Overall voting participation increased from 84.3% of shares on average being voted last season to 85.7% this season. Over 95% of the shares cast were voted electronically through one or more of Broadridge’s platforms.

Voting via mobile proxyvote.com, used by on-the-go shareholders, grew by 70% over last year at this time to a record 1.5 million accounts. This season, more than two times as many shares were voted through proxyvote.com than by paper ballot. The statistics report covers meetings between March 1, 2014 and June 14, 2014.

There are about 12,000 shareholder meetings in the U.S. annually. Approximately 4,000 of those happen during the spring proxy season, which Broadridge defines as March 1 through June 14. Those 4,000 meetings tend to be the larger companies because they have a year-end fiscal year.

The vast majority of publicly traded shares in the United States are registered on companies’ books not in the names of beneficial owners, but rather in the name used by The Depository Trust Co. Shares held in this manner are referred to as being held in the ‘street name’.

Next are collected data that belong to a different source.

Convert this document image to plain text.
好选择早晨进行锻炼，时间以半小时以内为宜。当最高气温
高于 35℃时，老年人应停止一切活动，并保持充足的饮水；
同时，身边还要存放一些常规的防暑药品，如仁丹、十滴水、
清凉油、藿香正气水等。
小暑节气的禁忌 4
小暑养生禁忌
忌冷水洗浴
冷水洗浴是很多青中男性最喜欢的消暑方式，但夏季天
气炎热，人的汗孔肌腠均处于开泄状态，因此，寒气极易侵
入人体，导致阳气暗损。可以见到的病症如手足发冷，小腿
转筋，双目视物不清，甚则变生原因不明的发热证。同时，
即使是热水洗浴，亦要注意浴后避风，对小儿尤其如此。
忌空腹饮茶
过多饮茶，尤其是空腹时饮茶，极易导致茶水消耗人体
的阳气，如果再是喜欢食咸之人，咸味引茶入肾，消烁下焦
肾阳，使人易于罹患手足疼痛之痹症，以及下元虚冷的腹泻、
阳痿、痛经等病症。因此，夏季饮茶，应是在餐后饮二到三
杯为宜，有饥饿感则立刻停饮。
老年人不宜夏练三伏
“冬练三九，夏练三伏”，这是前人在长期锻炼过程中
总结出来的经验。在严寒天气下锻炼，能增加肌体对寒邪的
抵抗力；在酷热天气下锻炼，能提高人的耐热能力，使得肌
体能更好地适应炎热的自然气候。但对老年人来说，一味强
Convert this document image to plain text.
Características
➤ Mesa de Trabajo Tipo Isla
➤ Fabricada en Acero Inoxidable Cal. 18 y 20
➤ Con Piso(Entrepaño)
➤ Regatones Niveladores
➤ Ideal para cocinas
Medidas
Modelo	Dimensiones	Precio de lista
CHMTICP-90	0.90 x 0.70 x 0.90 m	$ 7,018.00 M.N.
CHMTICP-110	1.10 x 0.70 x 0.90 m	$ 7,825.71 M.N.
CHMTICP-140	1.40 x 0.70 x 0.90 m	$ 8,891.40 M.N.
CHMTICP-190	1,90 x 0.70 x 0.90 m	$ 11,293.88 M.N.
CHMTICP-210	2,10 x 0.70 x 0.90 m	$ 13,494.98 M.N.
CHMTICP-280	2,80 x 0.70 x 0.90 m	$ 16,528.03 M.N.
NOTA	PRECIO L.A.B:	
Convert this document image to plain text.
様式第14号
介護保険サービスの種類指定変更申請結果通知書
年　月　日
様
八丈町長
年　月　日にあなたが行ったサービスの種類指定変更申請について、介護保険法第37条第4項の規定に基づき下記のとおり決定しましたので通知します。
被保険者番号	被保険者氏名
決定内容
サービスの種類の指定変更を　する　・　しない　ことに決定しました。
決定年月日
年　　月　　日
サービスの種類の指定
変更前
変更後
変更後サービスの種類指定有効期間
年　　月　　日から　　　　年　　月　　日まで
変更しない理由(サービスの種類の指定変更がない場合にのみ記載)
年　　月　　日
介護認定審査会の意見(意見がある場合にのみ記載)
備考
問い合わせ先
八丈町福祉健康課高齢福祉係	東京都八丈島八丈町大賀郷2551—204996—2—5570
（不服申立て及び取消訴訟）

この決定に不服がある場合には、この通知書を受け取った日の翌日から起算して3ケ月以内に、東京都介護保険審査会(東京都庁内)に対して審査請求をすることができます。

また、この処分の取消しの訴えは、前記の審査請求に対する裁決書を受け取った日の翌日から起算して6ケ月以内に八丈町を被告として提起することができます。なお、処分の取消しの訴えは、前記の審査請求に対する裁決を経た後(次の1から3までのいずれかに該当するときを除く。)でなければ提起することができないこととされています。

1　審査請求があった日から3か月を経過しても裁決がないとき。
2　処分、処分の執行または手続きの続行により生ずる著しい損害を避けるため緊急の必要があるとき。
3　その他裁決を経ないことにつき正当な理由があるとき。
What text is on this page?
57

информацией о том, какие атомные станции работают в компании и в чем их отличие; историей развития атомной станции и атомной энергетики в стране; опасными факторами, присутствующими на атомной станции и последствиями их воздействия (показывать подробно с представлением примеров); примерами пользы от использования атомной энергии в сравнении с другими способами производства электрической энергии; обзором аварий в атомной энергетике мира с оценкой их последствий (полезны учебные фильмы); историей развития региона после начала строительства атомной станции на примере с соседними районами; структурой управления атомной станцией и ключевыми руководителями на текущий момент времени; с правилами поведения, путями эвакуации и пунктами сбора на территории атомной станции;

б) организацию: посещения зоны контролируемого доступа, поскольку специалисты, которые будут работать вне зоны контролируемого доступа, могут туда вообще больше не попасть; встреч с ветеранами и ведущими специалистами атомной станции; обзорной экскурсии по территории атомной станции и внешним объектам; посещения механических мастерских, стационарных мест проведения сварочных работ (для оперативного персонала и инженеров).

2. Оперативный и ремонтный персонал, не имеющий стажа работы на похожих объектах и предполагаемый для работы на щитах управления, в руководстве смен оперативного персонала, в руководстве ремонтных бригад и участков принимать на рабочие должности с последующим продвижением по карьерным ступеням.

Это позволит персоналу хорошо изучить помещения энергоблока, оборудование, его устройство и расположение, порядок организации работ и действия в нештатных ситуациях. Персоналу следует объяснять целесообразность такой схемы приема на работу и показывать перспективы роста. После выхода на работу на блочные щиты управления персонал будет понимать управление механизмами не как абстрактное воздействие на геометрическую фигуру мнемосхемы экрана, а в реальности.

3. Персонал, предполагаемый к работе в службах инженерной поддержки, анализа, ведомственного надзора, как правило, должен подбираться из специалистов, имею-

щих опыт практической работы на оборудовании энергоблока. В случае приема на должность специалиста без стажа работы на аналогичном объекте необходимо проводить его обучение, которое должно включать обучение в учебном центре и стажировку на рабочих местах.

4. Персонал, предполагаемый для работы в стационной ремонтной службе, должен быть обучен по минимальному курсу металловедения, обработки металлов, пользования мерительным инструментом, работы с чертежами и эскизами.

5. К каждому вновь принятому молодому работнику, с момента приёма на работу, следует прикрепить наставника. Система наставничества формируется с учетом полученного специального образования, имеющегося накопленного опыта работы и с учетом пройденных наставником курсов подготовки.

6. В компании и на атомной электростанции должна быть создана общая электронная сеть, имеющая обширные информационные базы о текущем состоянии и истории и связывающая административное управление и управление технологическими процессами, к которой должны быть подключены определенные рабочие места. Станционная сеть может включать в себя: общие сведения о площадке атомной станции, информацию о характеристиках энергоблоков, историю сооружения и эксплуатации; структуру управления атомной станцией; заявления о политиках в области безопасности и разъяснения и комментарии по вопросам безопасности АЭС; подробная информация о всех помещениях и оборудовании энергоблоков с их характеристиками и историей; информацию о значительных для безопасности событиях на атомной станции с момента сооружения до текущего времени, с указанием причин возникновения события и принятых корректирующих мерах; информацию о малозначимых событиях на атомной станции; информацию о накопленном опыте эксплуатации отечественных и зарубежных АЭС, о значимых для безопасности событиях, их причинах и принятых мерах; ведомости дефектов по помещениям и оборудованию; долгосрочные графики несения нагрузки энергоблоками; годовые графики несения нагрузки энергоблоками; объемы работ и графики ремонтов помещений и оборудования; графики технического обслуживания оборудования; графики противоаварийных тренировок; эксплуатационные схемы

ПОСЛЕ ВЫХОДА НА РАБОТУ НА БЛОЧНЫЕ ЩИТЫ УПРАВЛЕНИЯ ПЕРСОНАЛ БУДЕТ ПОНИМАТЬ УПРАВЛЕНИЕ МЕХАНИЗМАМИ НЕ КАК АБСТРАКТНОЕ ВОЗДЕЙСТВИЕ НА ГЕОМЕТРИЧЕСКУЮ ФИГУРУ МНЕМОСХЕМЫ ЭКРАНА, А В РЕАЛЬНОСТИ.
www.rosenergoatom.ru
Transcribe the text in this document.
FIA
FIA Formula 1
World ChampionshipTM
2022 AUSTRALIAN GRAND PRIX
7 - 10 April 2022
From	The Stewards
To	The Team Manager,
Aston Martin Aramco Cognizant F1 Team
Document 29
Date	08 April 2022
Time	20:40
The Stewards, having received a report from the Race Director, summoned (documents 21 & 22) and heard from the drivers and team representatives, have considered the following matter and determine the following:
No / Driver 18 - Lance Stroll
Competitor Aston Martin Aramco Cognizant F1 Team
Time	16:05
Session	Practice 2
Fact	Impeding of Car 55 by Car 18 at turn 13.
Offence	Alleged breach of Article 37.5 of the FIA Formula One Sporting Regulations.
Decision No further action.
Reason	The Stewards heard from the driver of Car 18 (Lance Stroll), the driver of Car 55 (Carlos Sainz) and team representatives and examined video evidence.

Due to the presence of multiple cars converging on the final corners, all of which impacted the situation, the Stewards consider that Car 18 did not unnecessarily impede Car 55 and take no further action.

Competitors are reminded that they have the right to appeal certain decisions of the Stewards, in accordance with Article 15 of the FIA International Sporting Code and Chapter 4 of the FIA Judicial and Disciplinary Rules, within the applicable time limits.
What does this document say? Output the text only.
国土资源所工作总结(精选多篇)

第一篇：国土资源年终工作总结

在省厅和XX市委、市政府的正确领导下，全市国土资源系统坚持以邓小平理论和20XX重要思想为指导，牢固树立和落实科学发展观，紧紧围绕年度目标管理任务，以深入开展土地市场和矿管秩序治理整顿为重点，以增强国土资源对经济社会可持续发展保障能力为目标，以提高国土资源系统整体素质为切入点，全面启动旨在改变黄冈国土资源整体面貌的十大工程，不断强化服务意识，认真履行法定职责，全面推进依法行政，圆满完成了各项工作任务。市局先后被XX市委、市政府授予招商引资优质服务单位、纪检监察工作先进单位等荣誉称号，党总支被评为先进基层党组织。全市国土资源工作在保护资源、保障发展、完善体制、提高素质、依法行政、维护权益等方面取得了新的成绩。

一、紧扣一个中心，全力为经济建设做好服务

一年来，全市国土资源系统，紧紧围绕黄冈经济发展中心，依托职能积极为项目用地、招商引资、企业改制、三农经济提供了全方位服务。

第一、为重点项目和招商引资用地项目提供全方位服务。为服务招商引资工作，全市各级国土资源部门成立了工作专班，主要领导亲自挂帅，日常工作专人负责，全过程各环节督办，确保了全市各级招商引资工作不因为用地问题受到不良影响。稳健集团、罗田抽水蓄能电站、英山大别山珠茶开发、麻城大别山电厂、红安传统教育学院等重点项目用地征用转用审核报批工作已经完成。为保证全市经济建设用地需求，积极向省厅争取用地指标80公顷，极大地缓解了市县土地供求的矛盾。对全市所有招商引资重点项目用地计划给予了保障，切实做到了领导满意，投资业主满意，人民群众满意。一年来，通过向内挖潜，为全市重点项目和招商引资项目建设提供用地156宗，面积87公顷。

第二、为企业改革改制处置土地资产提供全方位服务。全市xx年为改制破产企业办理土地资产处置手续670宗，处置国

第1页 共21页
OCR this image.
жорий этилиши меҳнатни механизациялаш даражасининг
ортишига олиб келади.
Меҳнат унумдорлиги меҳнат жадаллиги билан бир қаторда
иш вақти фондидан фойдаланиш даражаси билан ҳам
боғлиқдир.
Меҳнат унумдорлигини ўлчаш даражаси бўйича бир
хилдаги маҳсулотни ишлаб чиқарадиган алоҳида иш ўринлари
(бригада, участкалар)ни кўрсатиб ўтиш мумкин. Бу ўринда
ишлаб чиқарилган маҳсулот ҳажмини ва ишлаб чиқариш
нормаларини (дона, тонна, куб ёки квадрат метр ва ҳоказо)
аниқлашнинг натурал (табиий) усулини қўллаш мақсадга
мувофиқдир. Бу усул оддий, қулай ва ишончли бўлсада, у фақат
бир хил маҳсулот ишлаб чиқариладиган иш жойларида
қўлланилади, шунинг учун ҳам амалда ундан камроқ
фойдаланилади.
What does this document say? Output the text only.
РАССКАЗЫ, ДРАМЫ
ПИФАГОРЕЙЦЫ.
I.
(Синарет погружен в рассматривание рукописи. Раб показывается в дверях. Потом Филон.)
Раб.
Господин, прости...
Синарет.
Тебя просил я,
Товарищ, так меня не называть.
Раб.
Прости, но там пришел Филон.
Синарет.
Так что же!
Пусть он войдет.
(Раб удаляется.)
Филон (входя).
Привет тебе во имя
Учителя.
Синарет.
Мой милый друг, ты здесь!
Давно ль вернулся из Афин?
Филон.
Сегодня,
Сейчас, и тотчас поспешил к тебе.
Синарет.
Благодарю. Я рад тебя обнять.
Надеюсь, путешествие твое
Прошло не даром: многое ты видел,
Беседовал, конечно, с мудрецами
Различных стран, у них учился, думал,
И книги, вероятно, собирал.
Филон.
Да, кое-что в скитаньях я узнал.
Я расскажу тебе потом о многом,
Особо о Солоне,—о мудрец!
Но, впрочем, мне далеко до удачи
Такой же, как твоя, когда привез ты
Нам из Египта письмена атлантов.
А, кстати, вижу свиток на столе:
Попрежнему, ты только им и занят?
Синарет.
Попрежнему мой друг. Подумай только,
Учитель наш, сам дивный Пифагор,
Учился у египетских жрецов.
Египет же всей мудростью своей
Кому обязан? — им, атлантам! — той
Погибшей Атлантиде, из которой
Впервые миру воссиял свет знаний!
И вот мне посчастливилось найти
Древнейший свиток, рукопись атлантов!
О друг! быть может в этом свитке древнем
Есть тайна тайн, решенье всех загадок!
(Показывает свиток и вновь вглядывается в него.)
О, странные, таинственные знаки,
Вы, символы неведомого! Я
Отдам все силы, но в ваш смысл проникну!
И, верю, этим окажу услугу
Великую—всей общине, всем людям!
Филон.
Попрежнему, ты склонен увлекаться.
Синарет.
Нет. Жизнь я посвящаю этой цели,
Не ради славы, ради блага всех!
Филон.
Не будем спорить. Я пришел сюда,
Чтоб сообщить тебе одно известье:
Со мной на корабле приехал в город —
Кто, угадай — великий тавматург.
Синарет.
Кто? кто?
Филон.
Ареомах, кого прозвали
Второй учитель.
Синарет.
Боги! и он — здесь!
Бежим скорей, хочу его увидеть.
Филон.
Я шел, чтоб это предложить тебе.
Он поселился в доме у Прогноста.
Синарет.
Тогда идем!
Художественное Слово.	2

The street name registration system was created to facilitate securities trading, eliminate paperwork, and preserve the confidentiality of beneficial owners’ identities. DTC holds shares on behalf of banks and brokers, which in turn hold on behalf of their clients, who are the beneficial owners.

“Most of the shares are held in street name,” said Callan. “The broker is the owner of record of those shares. So the proxy goes with the record ownership. What you’re actually doing is you’re instructing the broker how to vote his proxy. Every account holder at Merrill Lynch that has shares in IBM is instructing Merrill Lynch to vote its overall IBM position.”

In the case of pension funds, beneficial owners may be the underlying account holders, in which cases the pension fund manager will do the voting.